«—J'avouerai mes torts, monsieur, mais pourtant ce qui m'arrive est flatteur pour vous. La cour que vous me faisiez me flattait, m'amusait, mais me semblait absolument sans danger. Mais mon cœur a changé!»

Ici Mme Grandet rougit profondément; elle n'osait pas regarder Lucien.

«—J'ai eu le malheur de m'attacher à vous. Peu de jours ont suffi pour changer mon cœur à mon insu. J'ai oublié le juste soin d'élever ma maison; un autre sentiment a dominé ma vie. L'idée de vous perdre, l'idée surtout de n'avoir pas votre estime, est intolérable pour moi. Je suis prête à tout sacrifier pour reconquérir cette estime.»

Elle se cacha de nouveau la figure derrière son mouchoir, osa dire:

«—Je vais rompre avec M. votre père, renoncer aux espérances du ministère... mais ne vous séparez pas de moi!»

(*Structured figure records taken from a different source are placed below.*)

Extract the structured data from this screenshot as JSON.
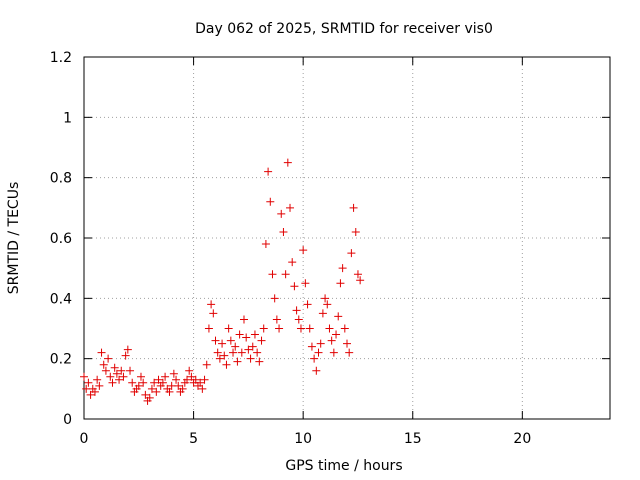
{
  "chart_data": {
    "type": "scatter",
    "title": "Day 062 of 2025, SRMTID for receiver vis0",
    "xlabel": "GPS time / hours",
    "ylabel": "SRMTID / TECUs",
    "xlim": [
      0,
      24
    ],
    "ylim": [
      0,
      1.2
    ],
    "xticks": [
      0,
      5,
      10,
      15,
      20
    ],
    "xtick_labels": [
      "0",
      "5",
      "10",
      "15",
      "20"
    ],
    "yticks": [
      0,
      0.2,
      0.4,
      0.6,
      0.8,
      1.0,
      1.2
    ],
    "ytick_labels": [
      "0",
      "0.2",
      "0.4",
      "0.6",
      "0.8",
      "1",
      "1.2"
    ],
    "grid": true,
    "marker": "+",
    "color": "#e00000",
    "series": [
      {
        "name": "vis0",
        "x": [
          0.0,
          0.1,
          0.2,
          0.3,
          0.4,
          0.5,
          0.6,
          0.7,
          0.8,
          0.9,
          1.0,
          1.1,
          1.2,
          1.3,
          1.4,
          1.5,
          1.6,
          1.7,
          1.8,
          1.9,
          2.0,
          2.1,
          2.2,
          2.3,
          2.4,
          2.5,
          2.6,
          2.7,
          2.8,
          2.9,
          3.0,
          3.1,
          3.2,
          3.3,
          3.4,
          3.5,
          3.6,
          3.7,
          3.8,
          3.9,
          4.0,
          4.1,
          4.2,
          4.3,
          4.4,
          4.5,
          4.6,
          4.7,
          4.8,
          4.9,
          5.0,
          5.1,
          5.2,
          5.3,
          5.4,
          5.5,
          5.6,
          5.7,
          5.8,
          5.9,
          6.0,
          6.1,
          6.2,
          6.3,
          6.4,
          6.5,
          6.6,
          6.7,
          6.8,
          6.9,
          7.0,
          7.1,
          7.2,
          7.3,
          7.4,
          7.5,
          7.6,
          7.7,
          7.8,
          7.9,
          8.0,
          8.1,
          8.2,
          8.3,
          8.4,
          8.5,
          8.6,
          8.7,
          8.8,
          8.9,
          9.0,
          9.1,
          9.2,
          9.3,
          9.4,
          9.5,
          9.6,
          9.7,
          9.8,
          9.9,
          10.0,
          10.1,
          10.2,
          10.3,
          10.4,
          10.5,
          10.6,
          10.7,
          10.8,
          10.9,
          11.0,
          11.1,
          11.2,
          11.3,
          11.4,
          11.5,
          11.6,
          11.7,
          11.8,
          11.9,
          12.0,
          12.1,
          12.2,
          12.3,
          12.4,
          12.5,
          12.6
        ],
        "y": [
          0.14,
          0.1,
          0.12,
          0.08,
          0.1,
          0.09,
          0.13,
          0.11,
          0.22,
          0.18,
          0.16,
          0.2,
          0.14,
          0.12,
          0.17,
          0.15,
          0.13,
          0.16,
          0.14,
          0.21,
          0.23,
          0.16,
          0.12,
          0.09,
          0.1,
          0.11,
          0.14,
          0.12,
          0.08,
          0.06,
          0.07,
          0.1,
          0.12,
          0.09,
          0.13,
          0.11,
          0.12,
          0.14,
          0.1,
          0.09,
          0.11,
          0.15,
          0.13,
          0.11,
          0.09,
          0.1,
          0.12,
          0.13,
          0.16,
          0.14,
          0.12,
          0.13,
          0.11,
          0.12,
          0.1,
          0.13,
          0.18,
          0.3,
          0.38,
          0.35,
          0.26,
          0.22,
          0.2,
          0.25,
          0.21,
          0.18,
          0.3,
          0.26,
          0.22,
          0.24,
          0.19,
          0.28,
          0.22,
          0.33,
          0.27,
          0.23,
          0.2,
          0.24,
          0.28,
          0.22,
          0.19,
          0.26,
          0.3,
          0.58,
          0.82,
          0.72,
          0.48,
          0.4,
          0.33,
          0.3,
          0.68,
          0.62,
          0.48,
          0.85,
          0.7,
          0.52,
          0.44,
          0.36,
          0.33,
          0.3,
          0.56,
          0.45,
          0.38,
          0.3,
          0.24,
          0.2,
          0.16,
          0.22,
          0.25,
          0.35,
          0.4,
          0.38,
          0.3,
          0.26,
          0.22,
          0.28,
          0.34,
          0.45,
          0.5,
          0.3,
          0.25,
          0.22,
          0.55,
          0.7,
          0.62,
          0.48,
          0.46
        ]
      }
    ]
  }
}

En lui disant ces derniers mots, Mme Grandet lui tendit la main avec une grâce et un charme extraordinaires.

«—Cette grâce, ce changement étonnant chez une femme si fière, c'est votre mérite qui en est l'auteur, lui disait la vanité.»

La méfiance ajoutait:

«—Voilà une femme admirablement belle et qui, sans doute, compte sur l'effet de sa beauté. Tâchons de n'être pas dupe. Voyons: Mme Grandet prouve son amour par un sacrifice assez pénible, celui de la fierté de toute sa vie. Il faut donc croire à cet amour... Mais doucement. Il faudra que cet amour résistât à des épreuves un peu plus décisives et d'une durée un peu plus longue que ce qui vient d'avoir lieu jusqu'ici.»

Il faut avouer que la figure de Lucien n'était point du tout celle d'un héros de roman, pendant qu'il se livrait à ces sages raisonnements. Il avait plutôt l'air d'un banquier qui pèse la convenance d'une grande opération.